Network Chain ID Status
Mainnet 626 TBD (addresses pending)
Testnet 627 Available

For local Anvil or unsupported chains, register addresses with config.set_overrides:

import battlechain.config as cfg

cfg.set_overrides(
    chain_id=31337,
    registry="0x…",
    factory="0x…",
    attack_registry="0x…",
    deployer="0x…",
)

Reference

is_attackable(contract_address: str) -> bool

Mirrors BCQuery.isAttackable. Returns True if any Safe Harbor agreement covering the contract is in UNDER_ATTACK or PROMOTION_REQUESTED. Resolves coverage via the BattleChain block explorer (works for top-level and child contracts).

import battlechain as bc

if bc.is_attackable("0x…"):
    print("fair game under Safe Harbor")

For top-level-only on-chain checks (no HTTP), use is_top_level_contract_under_attack.

bc_deploy_create(init_code: bytes) -> str

Routes through BattleChainDeployer on BattleChain (auto-registers with the AttackRegistry) and through CreateX on any of the 190+ supported chains. bc_deploy_create2(salt, init_code) and bc_deploy_create3(salt, init_code) work the same way.

Every deploy is tracked — call deployed_contracts() to get them all and pass straight into default_agreement_details.

bc_deploy(deployer, *args) and build_init_code(deployer, *args)
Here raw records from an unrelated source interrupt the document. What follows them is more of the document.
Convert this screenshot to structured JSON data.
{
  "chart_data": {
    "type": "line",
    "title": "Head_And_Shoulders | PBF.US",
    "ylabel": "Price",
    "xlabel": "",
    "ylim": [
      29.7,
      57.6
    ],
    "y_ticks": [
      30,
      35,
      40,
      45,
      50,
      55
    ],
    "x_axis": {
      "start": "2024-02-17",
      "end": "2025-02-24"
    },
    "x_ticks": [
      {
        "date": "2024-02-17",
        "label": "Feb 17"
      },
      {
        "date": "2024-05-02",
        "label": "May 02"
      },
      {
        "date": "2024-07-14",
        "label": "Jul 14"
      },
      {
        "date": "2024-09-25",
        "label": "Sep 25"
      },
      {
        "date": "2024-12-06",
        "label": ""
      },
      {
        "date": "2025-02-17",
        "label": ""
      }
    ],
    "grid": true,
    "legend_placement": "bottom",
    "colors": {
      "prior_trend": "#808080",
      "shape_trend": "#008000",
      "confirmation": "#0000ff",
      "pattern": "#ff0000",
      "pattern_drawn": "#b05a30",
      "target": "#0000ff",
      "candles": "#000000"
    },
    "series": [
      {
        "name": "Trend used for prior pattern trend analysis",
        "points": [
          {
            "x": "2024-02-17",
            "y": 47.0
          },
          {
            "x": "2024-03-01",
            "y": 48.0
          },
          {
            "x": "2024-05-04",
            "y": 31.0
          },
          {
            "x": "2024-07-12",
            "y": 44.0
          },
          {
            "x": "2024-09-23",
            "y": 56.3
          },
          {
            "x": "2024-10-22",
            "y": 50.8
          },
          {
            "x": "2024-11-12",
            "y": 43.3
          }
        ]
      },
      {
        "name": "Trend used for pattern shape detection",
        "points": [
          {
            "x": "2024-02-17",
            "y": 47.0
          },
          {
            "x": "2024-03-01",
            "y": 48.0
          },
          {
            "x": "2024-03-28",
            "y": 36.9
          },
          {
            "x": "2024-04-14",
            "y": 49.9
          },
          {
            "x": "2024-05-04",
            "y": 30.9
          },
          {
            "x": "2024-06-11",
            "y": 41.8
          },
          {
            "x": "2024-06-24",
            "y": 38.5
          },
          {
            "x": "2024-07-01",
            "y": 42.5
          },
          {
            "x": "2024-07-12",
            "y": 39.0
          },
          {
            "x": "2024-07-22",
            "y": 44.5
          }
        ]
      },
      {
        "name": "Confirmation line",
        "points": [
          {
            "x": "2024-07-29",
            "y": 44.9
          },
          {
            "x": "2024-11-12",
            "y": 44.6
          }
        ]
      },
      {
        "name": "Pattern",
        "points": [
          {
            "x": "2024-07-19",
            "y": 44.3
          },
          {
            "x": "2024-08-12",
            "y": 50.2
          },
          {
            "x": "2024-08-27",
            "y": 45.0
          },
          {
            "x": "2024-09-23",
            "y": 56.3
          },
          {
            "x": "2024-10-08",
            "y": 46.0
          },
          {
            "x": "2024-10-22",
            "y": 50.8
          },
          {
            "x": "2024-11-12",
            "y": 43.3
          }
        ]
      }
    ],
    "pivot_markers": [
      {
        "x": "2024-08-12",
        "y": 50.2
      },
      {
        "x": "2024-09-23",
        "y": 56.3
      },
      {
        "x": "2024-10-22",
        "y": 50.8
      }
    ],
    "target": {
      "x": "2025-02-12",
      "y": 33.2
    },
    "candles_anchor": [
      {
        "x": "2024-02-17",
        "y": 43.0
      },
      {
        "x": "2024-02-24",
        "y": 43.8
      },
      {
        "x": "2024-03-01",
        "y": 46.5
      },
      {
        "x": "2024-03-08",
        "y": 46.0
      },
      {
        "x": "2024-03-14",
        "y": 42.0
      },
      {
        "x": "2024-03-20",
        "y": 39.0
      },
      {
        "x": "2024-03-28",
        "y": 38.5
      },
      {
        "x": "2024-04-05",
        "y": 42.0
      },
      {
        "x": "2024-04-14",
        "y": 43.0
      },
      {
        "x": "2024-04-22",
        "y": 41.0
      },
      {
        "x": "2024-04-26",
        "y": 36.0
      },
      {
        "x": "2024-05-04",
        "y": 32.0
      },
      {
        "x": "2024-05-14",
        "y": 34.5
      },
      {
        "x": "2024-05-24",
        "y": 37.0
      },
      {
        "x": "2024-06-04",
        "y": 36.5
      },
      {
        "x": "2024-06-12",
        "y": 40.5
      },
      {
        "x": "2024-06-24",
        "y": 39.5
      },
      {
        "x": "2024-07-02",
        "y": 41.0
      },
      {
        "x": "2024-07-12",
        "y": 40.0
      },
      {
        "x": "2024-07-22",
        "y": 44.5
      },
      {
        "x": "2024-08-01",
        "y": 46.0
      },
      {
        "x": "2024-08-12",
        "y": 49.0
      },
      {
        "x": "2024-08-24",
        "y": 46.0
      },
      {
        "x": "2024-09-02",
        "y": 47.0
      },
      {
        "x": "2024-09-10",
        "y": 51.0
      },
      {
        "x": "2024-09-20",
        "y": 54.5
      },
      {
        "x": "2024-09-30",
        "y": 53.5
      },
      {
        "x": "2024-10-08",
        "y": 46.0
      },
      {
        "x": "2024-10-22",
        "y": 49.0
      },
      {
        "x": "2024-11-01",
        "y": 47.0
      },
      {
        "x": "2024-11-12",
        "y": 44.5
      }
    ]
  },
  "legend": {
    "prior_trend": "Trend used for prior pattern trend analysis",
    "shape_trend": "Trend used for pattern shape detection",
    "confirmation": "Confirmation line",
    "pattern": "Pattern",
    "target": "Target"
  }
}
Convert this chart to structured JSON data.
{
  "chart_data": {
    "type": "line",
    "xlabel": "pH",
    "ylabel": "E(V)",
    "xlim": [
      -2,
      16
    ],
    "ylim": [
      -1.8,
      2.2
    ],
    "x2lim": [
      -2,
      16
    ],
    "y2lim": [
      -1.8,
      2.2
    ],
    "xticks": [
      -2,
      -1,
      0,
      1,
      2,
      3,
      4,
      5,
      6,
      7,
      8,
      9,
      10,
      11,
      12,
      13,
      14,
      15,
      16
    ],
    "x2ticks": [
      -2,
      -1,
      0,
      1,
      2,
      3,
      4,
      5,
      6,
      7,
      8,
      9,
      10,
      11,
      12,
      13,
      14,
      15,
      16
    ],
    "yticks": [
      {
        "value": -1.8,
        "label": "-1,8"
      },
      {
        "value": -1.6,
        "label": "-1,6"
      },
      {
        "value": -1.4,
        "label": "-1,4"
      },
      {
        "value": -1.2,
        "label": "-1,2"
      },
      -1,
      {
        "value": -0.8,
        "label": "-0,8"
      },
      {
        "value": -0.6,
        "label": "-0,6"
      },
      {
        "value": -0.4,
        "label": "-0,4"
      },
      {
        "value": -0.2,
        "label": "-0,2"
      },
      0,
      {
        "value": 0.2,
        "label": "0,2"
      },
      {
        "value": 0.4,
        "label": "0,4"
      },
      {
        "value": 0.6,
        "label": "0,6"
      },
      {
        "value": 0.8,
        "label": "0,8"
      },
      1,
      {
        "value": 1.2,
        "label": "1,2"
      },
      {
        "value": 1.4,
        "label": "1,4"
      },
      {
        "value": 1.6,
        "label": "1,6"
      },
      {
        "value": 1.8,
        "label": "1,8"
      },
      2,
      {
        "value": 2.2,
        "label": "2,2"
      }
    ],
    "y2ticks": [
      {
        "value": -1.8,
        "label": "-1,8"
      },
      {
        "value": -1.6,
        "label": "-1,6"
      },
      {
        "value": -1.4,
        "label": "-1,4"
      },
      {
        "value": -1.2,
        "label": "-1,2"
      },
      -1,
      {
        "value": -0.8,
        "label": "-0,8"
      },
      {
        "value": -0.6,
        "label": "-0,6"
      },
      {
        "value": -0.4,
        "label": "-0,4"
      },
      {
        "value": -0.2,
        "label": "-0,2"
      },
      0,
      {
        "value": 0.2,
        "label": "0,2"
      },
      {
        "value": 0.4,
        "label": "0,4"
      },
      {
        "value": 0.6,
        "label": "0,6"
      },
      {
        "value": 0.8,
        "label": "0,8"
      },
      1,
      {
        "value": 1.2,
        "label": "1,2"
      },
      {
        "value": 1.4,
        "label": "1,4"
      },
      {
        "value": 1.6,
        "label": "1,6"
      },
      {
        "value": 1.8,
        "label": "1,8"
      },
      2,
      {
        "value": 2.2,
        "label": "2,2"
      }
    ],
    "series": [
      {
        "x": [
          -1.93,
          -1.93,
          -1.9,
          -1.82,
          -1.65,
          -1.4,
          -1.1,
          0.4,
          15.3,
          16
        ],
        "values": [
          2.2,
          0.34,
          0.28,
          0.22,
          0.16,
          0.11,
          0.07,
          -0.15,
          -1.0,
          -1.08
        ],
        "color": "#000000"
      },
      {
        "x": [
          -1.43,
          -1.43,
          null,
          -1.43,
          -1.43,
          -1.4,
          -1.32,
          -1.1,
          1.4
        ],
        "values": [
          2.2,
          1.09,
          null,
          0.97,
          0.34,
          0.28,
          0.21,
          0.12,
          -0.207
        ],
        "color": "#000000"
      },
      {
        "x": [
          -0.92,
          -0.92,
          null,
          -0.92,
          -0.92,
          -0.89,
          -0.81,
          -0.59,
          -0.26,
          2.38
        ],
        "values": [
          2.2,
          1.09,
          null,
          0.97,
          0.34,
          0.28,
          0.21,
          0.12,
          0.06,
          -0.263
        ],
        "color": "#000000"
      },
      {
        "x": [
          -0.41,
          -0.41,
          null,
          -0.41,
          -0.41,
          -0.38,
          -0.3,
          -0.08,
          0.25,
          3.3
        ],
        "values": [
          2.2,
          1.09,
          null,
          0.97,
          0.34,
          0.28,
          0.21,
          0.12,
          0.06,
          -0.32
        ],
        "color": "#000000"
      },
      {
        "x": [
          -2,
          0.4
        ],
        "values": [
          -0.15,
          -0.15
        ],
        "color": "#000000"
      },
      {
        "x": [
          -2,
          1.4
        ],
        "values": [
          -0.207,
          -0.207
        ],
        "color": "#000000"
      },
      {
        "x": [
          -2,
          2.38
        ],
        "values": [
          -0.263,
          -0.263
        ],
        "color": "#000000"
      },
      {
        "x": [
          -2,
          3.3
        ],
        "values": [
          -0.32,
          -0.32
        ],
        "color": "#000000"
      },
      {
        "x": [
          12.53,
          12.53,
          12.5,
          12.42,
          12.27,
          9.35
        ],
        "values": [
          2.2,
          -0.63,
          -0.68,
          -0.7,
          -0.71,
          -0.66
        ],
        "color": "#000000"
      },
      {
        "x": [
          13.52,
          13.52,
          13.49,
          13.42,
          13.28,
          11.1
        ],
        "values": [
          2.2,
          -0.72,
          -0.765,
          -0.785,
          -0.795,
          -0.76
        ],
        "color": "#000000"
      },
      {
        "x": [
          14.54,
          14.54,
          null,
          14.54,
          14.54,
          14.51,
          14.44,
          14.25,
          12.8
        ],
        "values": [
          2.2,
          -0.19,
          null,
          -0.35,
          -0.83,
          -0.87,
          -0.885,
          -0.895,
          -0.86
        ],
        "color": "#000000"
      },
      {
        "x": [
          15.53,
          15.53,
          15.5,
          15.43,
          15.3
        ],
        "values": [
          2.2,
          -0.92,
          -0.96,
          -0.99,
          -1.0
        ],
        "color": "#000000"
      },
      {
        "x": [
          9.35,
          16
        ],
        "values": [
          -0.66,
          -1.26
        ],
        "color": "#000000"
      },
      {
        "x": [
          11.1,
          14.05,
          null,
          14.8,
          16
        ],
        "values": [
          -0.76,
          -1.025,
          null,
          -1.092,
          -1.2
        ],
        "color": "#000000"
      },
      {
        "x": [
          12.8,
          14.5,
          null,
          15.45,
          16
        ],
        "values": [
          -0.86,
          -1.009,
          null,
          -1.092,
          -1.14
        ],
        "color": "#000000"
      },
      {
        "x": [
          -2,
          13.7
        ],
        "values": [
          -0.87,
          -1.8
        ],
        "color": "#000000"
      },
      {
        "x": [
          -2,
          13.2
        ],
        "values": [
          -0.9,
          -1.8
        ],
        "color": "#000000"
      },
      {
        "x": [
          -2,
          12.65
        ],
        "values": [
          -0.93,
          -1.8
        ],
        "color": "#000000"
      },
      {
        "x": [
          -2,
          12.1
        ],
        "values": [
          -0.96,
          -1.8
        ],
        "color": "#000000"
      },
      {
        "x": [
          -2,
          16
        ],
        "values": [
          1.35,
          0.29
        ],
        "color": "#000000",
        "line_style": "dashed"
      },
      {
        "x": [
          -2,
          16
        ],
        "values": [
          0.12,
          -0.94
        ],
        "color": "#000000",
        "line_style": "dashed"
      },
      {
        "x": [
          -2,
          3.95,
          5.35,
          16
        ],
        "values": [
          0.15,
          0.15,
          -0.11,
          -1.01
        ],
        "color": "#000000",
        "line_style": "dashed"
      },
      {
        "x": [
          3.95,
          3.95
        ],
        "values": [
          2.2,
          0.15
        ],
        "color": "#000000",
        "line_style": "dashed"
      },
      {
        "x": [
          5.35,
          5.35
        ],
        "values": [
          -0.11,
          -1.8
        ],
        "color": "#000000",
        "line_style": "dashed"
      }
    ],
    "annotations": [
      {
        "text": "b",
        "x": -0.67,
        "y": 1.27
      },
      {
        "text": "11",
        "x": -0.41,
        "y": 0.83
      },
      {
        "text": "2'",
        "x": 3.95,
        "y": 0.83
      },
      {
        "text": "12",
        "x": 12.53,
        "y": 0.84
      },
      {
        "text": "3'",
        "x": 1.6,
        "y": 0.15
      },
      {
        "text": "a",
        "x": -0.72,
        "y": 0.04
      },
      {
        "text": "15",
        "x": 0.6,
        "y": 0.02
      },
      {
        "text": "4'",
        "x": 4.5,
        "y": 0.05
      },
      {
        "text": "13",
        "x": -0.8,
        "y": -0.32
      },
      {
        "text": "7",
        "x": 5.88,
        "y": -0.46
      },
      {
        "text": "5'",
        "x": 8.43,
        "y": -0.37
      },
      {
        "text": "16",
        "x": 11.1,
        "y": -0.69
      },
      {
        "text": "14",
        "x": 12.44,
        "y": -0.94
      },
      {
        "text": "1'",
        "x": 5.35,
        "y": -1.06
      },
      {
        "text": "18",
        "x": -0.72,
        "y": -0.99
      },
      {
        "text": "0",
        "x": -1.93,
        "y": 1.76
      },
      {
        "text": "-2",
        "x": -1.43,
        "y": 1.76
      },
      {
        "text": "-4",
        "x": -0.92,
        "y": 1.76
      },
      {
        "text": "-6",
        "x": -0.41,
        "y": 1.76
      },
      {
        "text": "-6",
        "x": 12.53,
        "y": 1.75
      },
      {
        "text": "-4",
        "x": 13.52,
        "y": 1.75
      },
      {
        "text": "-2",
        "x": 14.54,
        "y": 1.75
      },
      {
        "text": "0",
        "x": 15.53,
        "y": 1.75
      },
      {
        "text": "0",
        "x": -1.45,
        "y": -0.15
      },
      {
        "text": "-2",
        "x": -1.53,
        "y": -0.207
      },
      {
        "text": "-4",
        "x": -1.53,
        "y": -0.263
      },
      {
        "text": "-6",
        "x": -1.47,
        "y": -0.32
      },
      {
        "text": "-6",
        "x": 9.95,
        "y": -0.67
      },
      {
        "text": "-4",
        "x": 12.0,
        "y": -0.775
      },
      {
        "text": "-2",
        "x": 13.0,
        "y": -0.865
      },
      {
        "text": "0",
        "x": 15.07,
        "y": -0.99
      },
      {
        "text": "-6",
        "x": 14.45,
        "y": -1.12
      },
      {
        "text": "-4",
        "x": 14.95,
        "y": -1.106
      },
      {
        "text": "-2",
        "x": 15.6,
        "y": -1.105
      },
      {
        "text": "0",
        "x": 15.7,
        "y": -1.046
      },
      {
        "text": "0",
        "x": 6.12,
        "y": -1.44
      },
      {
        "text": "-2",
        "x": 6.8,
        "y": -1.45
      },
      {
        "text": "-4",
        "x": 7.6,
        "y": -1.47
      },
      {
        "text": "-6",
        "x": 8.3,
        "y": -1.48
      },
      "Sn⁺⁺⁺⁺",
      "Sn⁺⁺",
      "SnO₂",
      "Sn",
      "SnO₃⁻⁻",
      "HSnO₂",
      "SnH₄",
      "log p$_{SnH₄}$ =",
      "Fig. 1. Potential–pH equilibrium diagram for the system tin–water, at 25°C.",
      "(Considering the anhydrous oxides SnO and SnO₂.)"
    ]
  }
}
Higher-level wrappers for boa-compiled contracts. build_init_code takes a boa VyperDeployer (e.g. the symbol from from src import MyContract) plus constructor args and returns the assembled init code — handy when paired with bc_deploy_create2 for deterministic addresses:

salt = keccak(b"my-vault-v1")
init_code = bc.build_init_code(MyVault, token.address)
address = bc.bc_deploy_create2(salt, init_code)

bc_deploy does the full job in one call: builds init code, deploys via BattleChainDeployer (CREATE), wraps the result back into a VyperContract, and persists the address to a per-chain JSON file (.bc_deployments.json by default):

vault = bc.bc_deploy(MyVault, token.address)
vault.deposit(amount)  # use it like any boa contract

Subsequent script runs can resolve the address with get_tracked_address("MyVault") or fetch a wrapped contract instance with get_tracked_contract(MyVault). The JSON file exists because deployer-routed contracts perform their CREATE inside BattleChainDeployer's call context, so moccasin's deployments.db can't see them.
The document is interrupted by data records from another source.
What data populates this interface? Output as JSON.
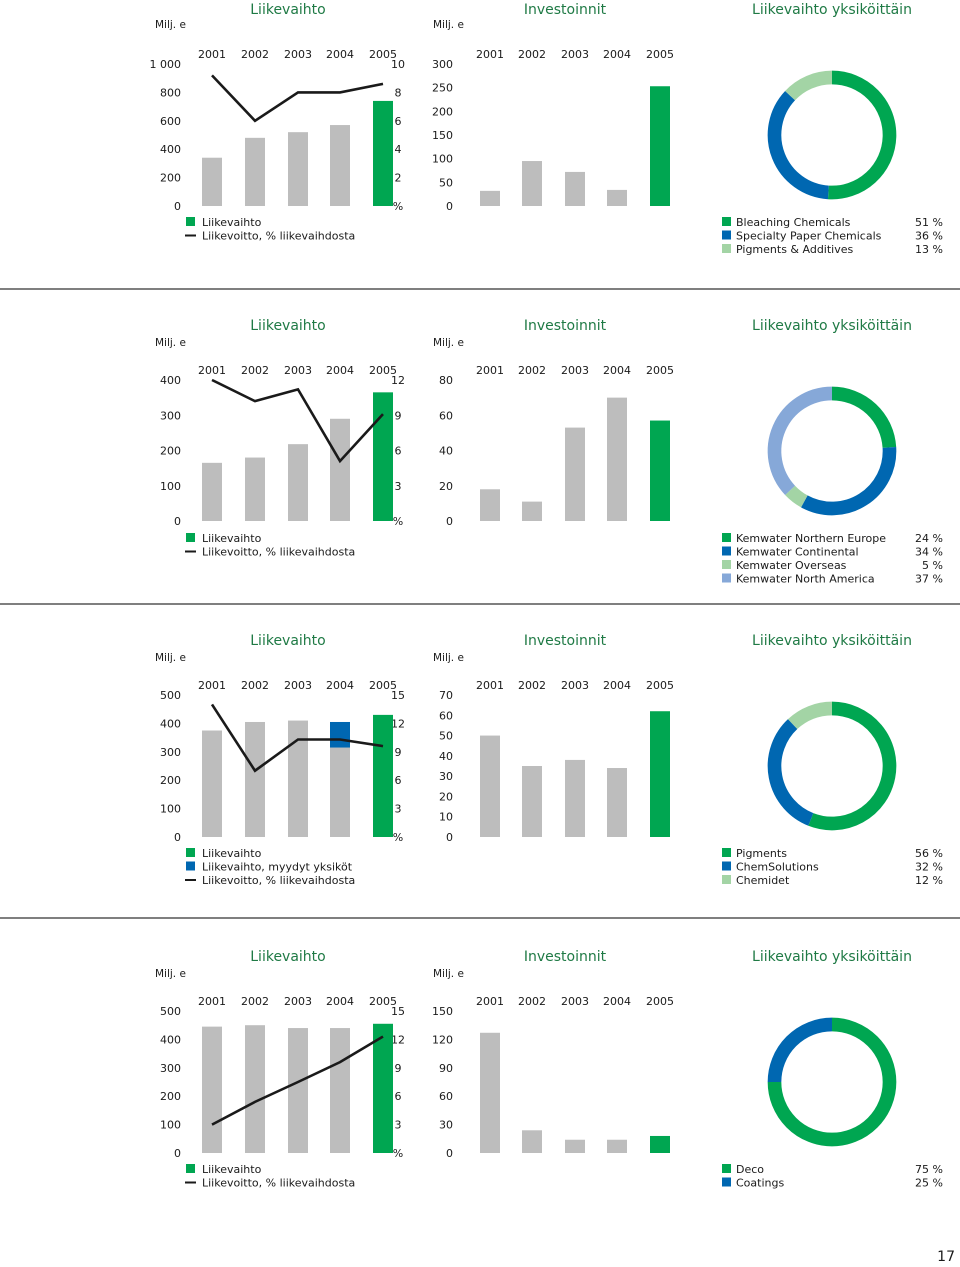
{
  "page_number": "17",
  "colors": {
    "green": "#00a651",
    "gray": "#bdbdbd",
    "blue": "#0067b1",
    "lightgreen": "#a3d4a5",
    "lightblue": "#86a8d8",
    "line": "#1a1a1a",
    "title": "#1f7a45",
    "divider": "#333333"
  },
  "chart_data": [
    {
      "type": "bar",
      "panel": 1,
      "title": "Liikevaihto",
      "unit_left": "Milj. e",
      "unit_right": "%",
      "categories": [
        "2001",
        "2002",
        "2003",
        "2004",
        "2005"
      ],
      "ylim": [
        0,
        1000
      ],
      "y_ticks": [
        "0",
        "200",
        "400",
        "600",
        "800",
        "1 000"
      ],
      "y2lim": [
        0,
        10
      ],
      "y2_ticks": [
        "2",
        "4",
        "6",
        "8",
        "10"
      ],
      "series": [
        {
          "name": "Liikevaihto",
          "type": "bar",
          "values": [
            340,
            480,
            520,
            570,
            740
          ]
        },
        {
          "name": "Liikevoitto, % liikevaihdosta",
          "type": "line",
          "axis": "right",
          "values": [
            9.2,
            6.0,
            8.0,
            8.0,
            8.6
          ]
        }
      ],
      "legend": [
        "Liikevaihto",
        "Liikevoitto, % liikevaihdosta"
      ]
    },
    {
      "type": "bar",
      "panel": 1,
      "title": "Investoinnit",
      "unit_left": "Milj. e",
      "categories": [
        "2001",
        "2002",
        "2003",
        "2004",
        "2005"
      ],
      "ylim": [
        0,
        300
      ],
      "y_ticks": [
        "0",
        "50",
        "100",
        "150",
        "200",
        "250",
        "300"
      ],
      "series": [
        {
          "name": "Investoinnit",
          "values": [
            32,
            95,
            72,
            34,
            253
          ]
        }
      ]
    },
    {
      "type": "pie",
      "panel": 1,
      "title": "Liikevaihto yksiköittäin",
      "slices": [
        {
          "label": "Bleaching Chemicals",
          "value": 51,
          "pct": "51 %",
          "color": "#00a651"
        },
        {
          "label": "Specialty Paper Chemicals",
          "value": 36,
          "pct": "36 %",
          "color": "#0067b1"
        },
        {
          "label": "Pigments & Additives",
          "value": 13,
          "pct": "13 %",
          "color": "#a3d4a5"
        }
      ]
    },
    {
      "type": "bar",
      "panel": 2,
      "title": "Liikevaihto",
      "unit_left": "Milj. e",
      "unit_right": "%",
      "categories": [
        "2001",
        "2002",
        "2003",
        "2004",
        "2005"
      ],
      "ylim": [
        0,
        400
      ],
      "y_ticks": [
        "0",
        "100",
        "200",
        "300",
        "400"
      ],
      "y2lim": [
        0,
        12
      ],
      "y2_ticks": [
        "3",
        "6",
        "9",
        "12"
      ],
      "series": [
        {
          "name": "Liikevaihto",
          "type": "bar",
          "values": [
            165,
            180,
            218,
            290,
            365
          ]
        },
        {
          "name": "Liikevoitto, % liikevaihdosta",
          "type": "line",
          "axis": "right",
          "values": [
            12.0,
            10.2,
            11.2,
            5.1,
            9.1
          ]
        }
      ],
      "legend": [
        "Liikevaihto",
        "Liikevoitto, % liikevaihdosta"
      ]
    },
    {
      "type": "bar",
      "panel": 2,
      "title": "Investoinnit",
      "unit_left": "Milj. e",
      "categories": [
        "2001",
        "2002",
        "2003",
        "2004",
        "2005"
      ],
      "ylim": [
        0,
        80
      ],
      "y_ticks": [
        "0",
        "20",
        "40",
        "60",
        "80"
      ],
      "series": [
        {
          "name": "Investoinnit",
          "values": [
            18,
            11,
            53,
            70,
            57
          ]
        }
      ]
    },
    {
      "type": "pie",
      "panel": 2,
      "title": "Liikevaihto yksiköittäin",
      "slices": [
        {
          "label": "Kemwater Northern Europe",
          "value": 24,
          "pct": "24 %",
          "color": "#00a651"
        },
        {
          "label": "Kemwater Continental",
          "value": 34,
          "pct": "34 %",
          "color": "#0067b1"
        },
        {
          "label": "Kemwater Overseas",
          "value": 5,
          "pct": "5 %",
          "color": "#a3d4a5"
        },
        {
          "label": "Kemwater North America",
          "value": 37,
          "pct": "37 %",
          "color": "#86a8d8"
        }
      ]
    },
    {
      "type": "bar",
      "panel": 3,
      "title": "Liikevaihto",
      "unit_left": "Milj. e",
      "unit_right": "%",
      "categories": [
        "2001",
        "2002",
        "2003",
        "2004",
        "2005"
      ],
      "ylim": [
        0,
        500
      ],
      "y_ticks": [
        "0",
        "100",
        "200",
        "300",
        "400",
        "500"
      ],
      "y2lim": [
        0,
        15
      ],
      "y2_ticks": [
        "3",
        "6",
        "9",
        "12",
        "15"
      ],
      "series": [
        {
          "name": "Liikevaihto",
          "type": "bar",
          "values": [
            375,
            405,
            410,
            315,
            430
          ]
        },
        {
          "name": "Liikevaihto, myydyt yksiköt",
          "type": "bar_stack",
          "values": [
            0,
            0,
            0,
            90,
            0
          ]
        },
        {
          "name": "Liikevoitto, % liikevaihdosta",
          "type": "line",
          "axis": "right",
          "values": [
            14.0,
            7.0,
            10.3,
            10.3,
            9.6
          ]
        }
      ],
      "legend": [
        "Liikevaihto",
        "Liikevaihto, myydyt yksiköt",
        "Liikevoitto, % liikevaihdosta"
      ]
    },
    {
      "type": "bar",
      "panel": 3,
      "title": "Investoinnit",
      "unit_left": "Milj. e",
      "categories": [
        "2001",
        "2002",
        "2003",
        "2004",
        "2005"
      ],
      "ylim": [
        0,
        70
      ],
      "y_ticks": [
        "0",
        "10",
        "20",
        "30",
        "40",
        "50",
        "60",
        "70"
      ],
      "series": [
        {
          "name": "Investoinnit",
          "values": [
            50,
            35,
            38,
            34,
            62
          ]
        }
      ]
    },
    {
      "type": "pie",
      "panel": 3,
      "title": "Liikevaihto yksiköittäin",
      "slices": [
        {
          "label": "Pigments",
          "value": 56,
          "pct": "56 %",
          "color": "#00a651"
        },
        {
          "label": "ChemSolutions",
          "value": 32,
          "pct": "32 %",
          "color": "#0067b1"
        },
        {
          "label": "Chemidet",
          "value": 12,
          "pct": "12 %",
          "color": "#a3d4a5"
        }
      ]
    },
    {
      "type": "bar",
      "panel": 4,
      "title": "Liikevaihto",
      "unit_left": "Milj. e",
      "unit_right": "%",
      "categories": [
        "2001",
        "2002",
        "2003",
        "2004",
        "2005"
      ],
      "ylim": [
        0,
        500
      ],
      "y_ticks": [
        "0",
        "100",
        "200",
        "300",
        "400",
        "500"
      ],
      "y2lim": [
        0,
        15
      ],
      "y2_ticks": [
        "3",
        "6",
        "9",
        "12",
        "15"
      ],
      "series": [
        {
          "name": "Liikevaihto",
          "type": "bar",
          "values": [
            445,
            450,
            440,
            440,
            455
          ]
        },
        {
          "name": "Liikevoitto, % liikevaihdosta",
          "type": "line",
          "axis": "right",
          "values": [
            3.0,
            5.4,
            7.5,
            9.6,
            12.3
          ]
        }
      ],
      "legend": [
        "Liikevaihto",
        "Liikevoitto, % liikevaihdosta"
      ]
    },
    {
      "type": "bar",
      "panel": 4,
      "title": "Investoinnit",
      "unit_left": "Milj. e",
      "categories": [
        "2001",
        "2002",
        "2003",
        "2004",
        "2005"
      ],
      "ylim": [
        0,
        150
      ],
      "y_ticks": [
        "0",
        "30",
        "60",
        "90",
        "120",
        "150"
      ],
      "series": [
        {
          "name": "Investoinnit",
          "values": [
            127,
            24,
            14,
            14,
            18
          ]
        }
      ]
    },
    {
      "type": "pie",
      "panel": 4,
      "title": "Liikevaihto yksiköittäin",
      "slices": [
        {
          "label": "Deco",
          "value": 75,
          "pct": "75 %",
          "color": "#00a651"
        },
        {
          "label": "Coatings",
          "value": 25,
          "pct": "25 %",
          "color": "#0067b1"
        }
      ]
    }
  ]
}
default_agreement_details(...) and friends

Build AgreementDetails with sensible defaults. On BattleChain it sets the BattleChain CAIP-2 scope and BATTLECHAIN_SAFE_HARBOR_URI; on other chains it falls back to the chain's eip155: scope and the generic Safe Harbor V3 URI.

The default bounty terms match BCSafeHarbor.defaultBountyTerms: 10%, $1M cap, retainable, anonymous, no aggregate cap.

Network overrides

Same pattern as BCBase._setBcAddresses: register override addresses for any chain and they take precedence over the canonical registry.

Contributing

See CONTRIBUTING.md for dev environment setup, the codegen flow, and the test suite.

License

Dual-licensed under MIT and Apache-2.0 at your option.